As you probably know LRU cache is a common interview question. Just for the record, I know that the canonical way of doing this is using a hashmap with a linked list, but to implement a generic linked list correctly is somewhat unpleasant when there are special cases such as deleting from the head.

Anyway, I came up with this LRU cache implementation that also works in (amortized) constant time without having to use a linked list. The code should be pretty straight-forward with the comments.

CONST_FACTOR = 2

class LRUCache:
    def __init__(self, max_size):
        self.max_size = max_size

        # A list of the keys we keep in cache
        # The larger the index, the more recent a key is
        self.keys = list()

        # A dict from key to value
        self.lookup = dict()

    def assign(self, key, value):
        self.lookup[key] = value

        # key become the most recently used
        self.renew(key)
    
    def query(self, key):
        if key in self.lookup:
            value = self.lookup[key]

            # key becomes the most recently used
            self.renew(key)

            return value

    def renew(self, key):
        # Make this key the most recently used
        self.keys.append(key)

        # Try to prune
        self.prune()

    def prune(self):
        # Postpone pruning if we are not holding a lot of elements
        if len(self.keys) < CONST_FACTOR*self.max_size:
            return

        # Use the old self.lookup and self.keys to build new ones
        old_lookup, self.lookup = self.lookup, dict()
        old_keys, self.keys = self.keys, list()
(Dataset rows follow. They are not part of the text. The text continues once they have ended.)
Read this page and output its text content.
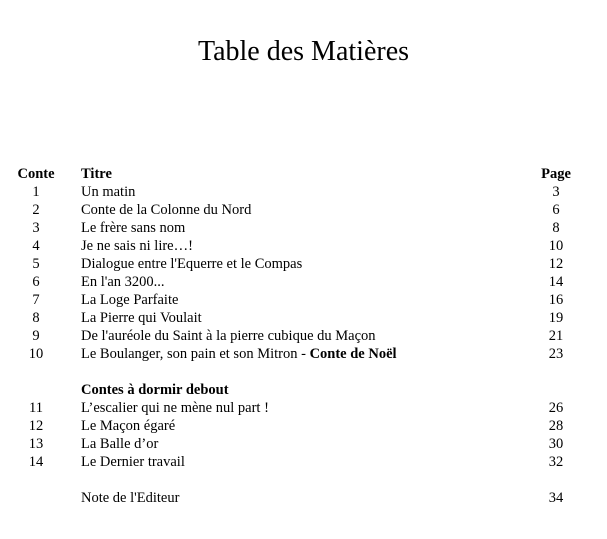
Table des Matières
Conte	Titre	Page
1	Un matin	3
2	Conte de la Colonne du Nord	6
3	Le frère sans nom	8
4	Je ne sais ni lire…!	10
5	Dialogue entre l'Equerre et le Compas	12
6	En l'an 3200...	14
7	La Loge Parfaite	16
8	La Pierre qui Voulait	19
9	De l'auréole du Saint à la pierre cubique du Maçon	21
10	Le Boulanger, son pain et son Mitron - Conte de Noël	23
Contes à dormir debout
11	L’escalier qui ne mène nul part !	26
12	Le Maçon égaré	28
13	La Balle d’or	30
14	Le Dernier travail	32
Note de l'Editeur	34
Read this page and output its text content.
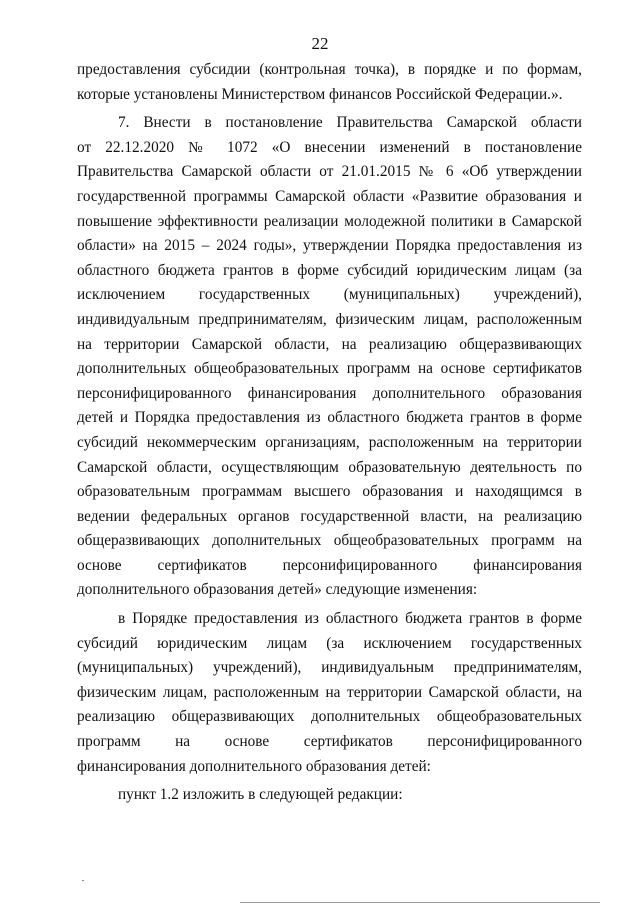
22
предоставления субсидии (контрольная точка), в порядке и по формам,
которые установлены Министерством финансов Российской Федерации.».
7. Внести в постановление Правительства Самарской области
от 22.12.2020 № 1072 «О внесении изменений в постановление
Правительства Самарской области от 21.01.2015 № 6 «Об утверждении
государственной программы Самарской области «Развитие образования и
повышение эффективности реализации молодежной политики в Самарской
области» на 2015 – 2024 годы», утверждении Порядка предоставления из
областного бюджета грантов в форме субсидий юридическим лицам (за
исключением государственных (муниципальных) учреждений),
индивидуальным предпринимателям, физическим лицам, расположенным
на территории Самарской области, на реализацию общеразвивающих
дополнительных общеобразовательных программ на основе сертификатов
персонифицированного финансирования дополнительного образования
детей и Порядка предоставления из областного бюджета грантов в форме
субсидий некоммерческим организациям, расположенным на территории
Самарской области, осуществляющим образовательную деятельность по
образовательным программам высшего образования и находящимся в
ведении федеральных органов государственной власти, на реализацию
общеразвивающих дополнительных общеобразовательных программ на
основе сертификатов персонифицированного финансирования
дополнительного образования детей» следующие изменения:
в Порядке предоставления из областного бюджета грантов в форме
субсидий юридическим лицам (за исключением государственных
(муниципальных) учреждений), индивидуальным предпринимателям,
физическим лицам, расположенным на территории Самарской области, на
реализацию общеразвивающих дополнительных общеобразовательных
программ на основе сертификатов персонифицированного
финансирования дополнительного образования детей:
пункт 1.2 изложить в следующей редакции:
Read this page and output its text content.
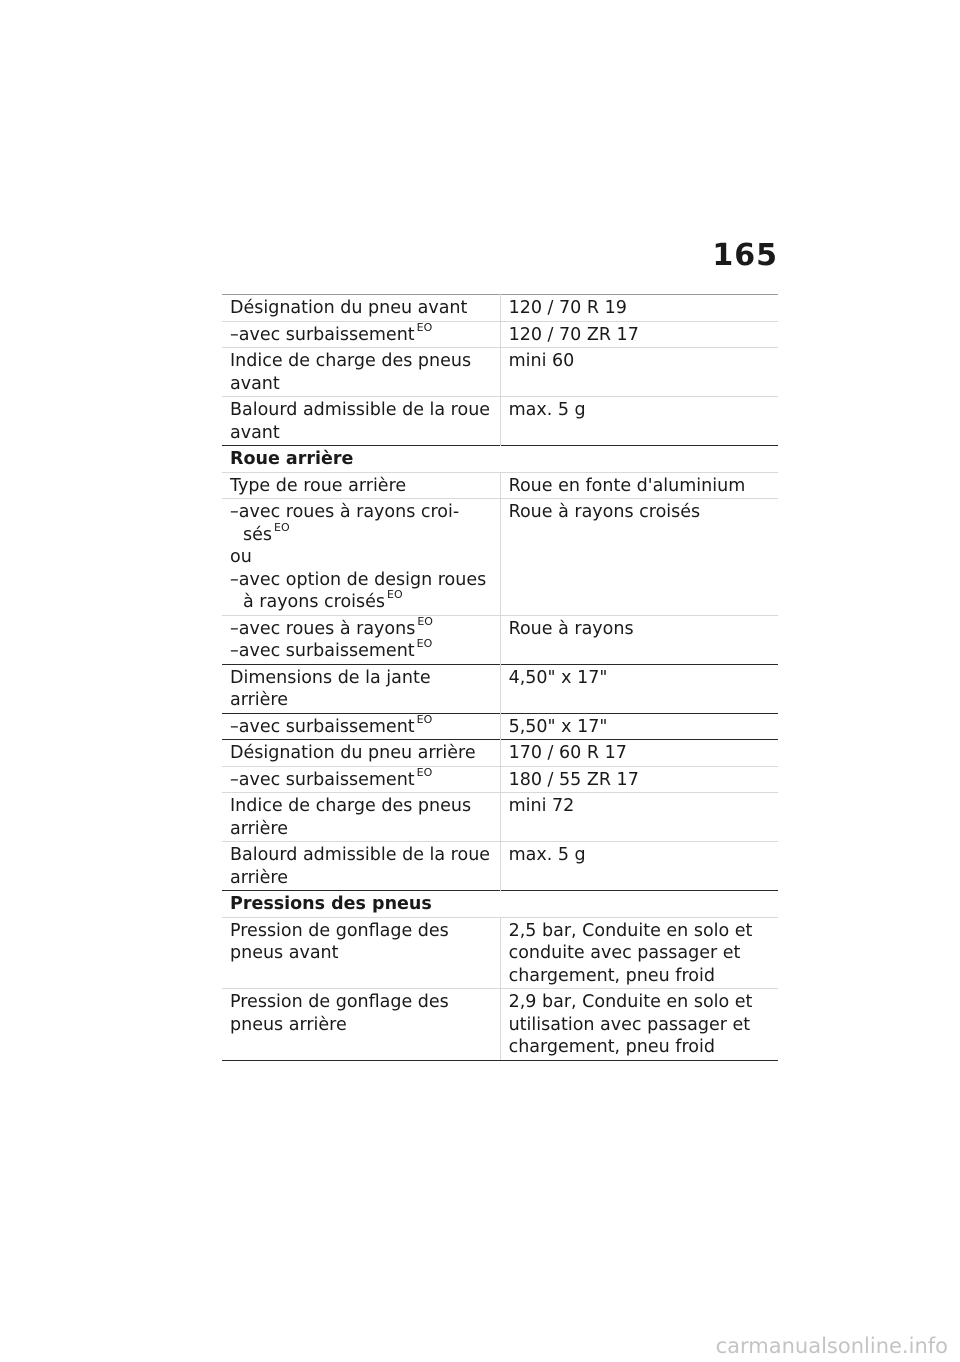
165
Désignation du pneu avant	120 / 70 R 19
–avec surbaissement $^{EO}$	120 / 70 ZR 17
Indice de charge des pneus avant	mini 60
Balourd admissible de la roue avant	max. 5 g
Roue arrière	
Type de roue arrière	Roue en fonte d'aluminium

–avec roues à rayons croi-sés $^{EO}$
ou
–avec option de design roues à rayons croisés $^{EO}$	Roue à rayons croisés

–avec roues à rayons $^{EO}$
–avec surbaissement $^{EO}$	Roue à rayons
Dimensions de la jante arrière	4,50" x 17"
–avec surbaissement $^{EO}$	5,50" x 17"
Désignation du pneu arrière	170 / 60 R 17
–avec surbaissement $^{EO}$	180 / 55 ZR 17
Indice de charge des pneus arrière	mini 72
Balourd admissible de la roue arrière	max. 5 g
Pressions des pneus	
Pression de gonflage des pneus avant	2,5 bar, Conduite en solo et conduite avec passager et chargement, pneu froid
Pression de gonflage des pneus arrière	2,9 bar, Conduite en solo et utilisation avec passager et chargement, pneu froid
carmanualsonline.info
        # Going from the most recent to the least recent by iterating in reverse
        for key in reversed(old_keys):
            # If under size limit
            if len(self.keys) < self.max_size:
                # Copy the value to the new lookup table if it's not there yet
                if key not in self.lookup:
                    self.lookup[key] = old_lookup[key]
                    self.keys.append(key)
            # If reach size limit, discard the rest
            else:
                break
        
        # Reverse self.keys because currently the most recently used elements are in the front
        self.keys = list(reversed(self.keys))

So why is this good? Suppose we insert keys $1, 2 … nk-1, nk$ to this LRU with a constant factor $k$ and maximum size $n$. For $1, 2 …$ all the way through $nk-1$, clearly the operation is constant. For $nk$, however, we have to do a prune. How bad is that? In this specific case, we have to loop through $n$ elements, but let’s take the theoretical worst case and say we have to loop through $O(nk)$ elements. But wait! Amortized onto $nk$ insertions, $O(nk)$ become just $O(1)$.

This wouldn’t actually pass that LeetCode problem though. Because it is able to keep more values in memory then the specified maximum number.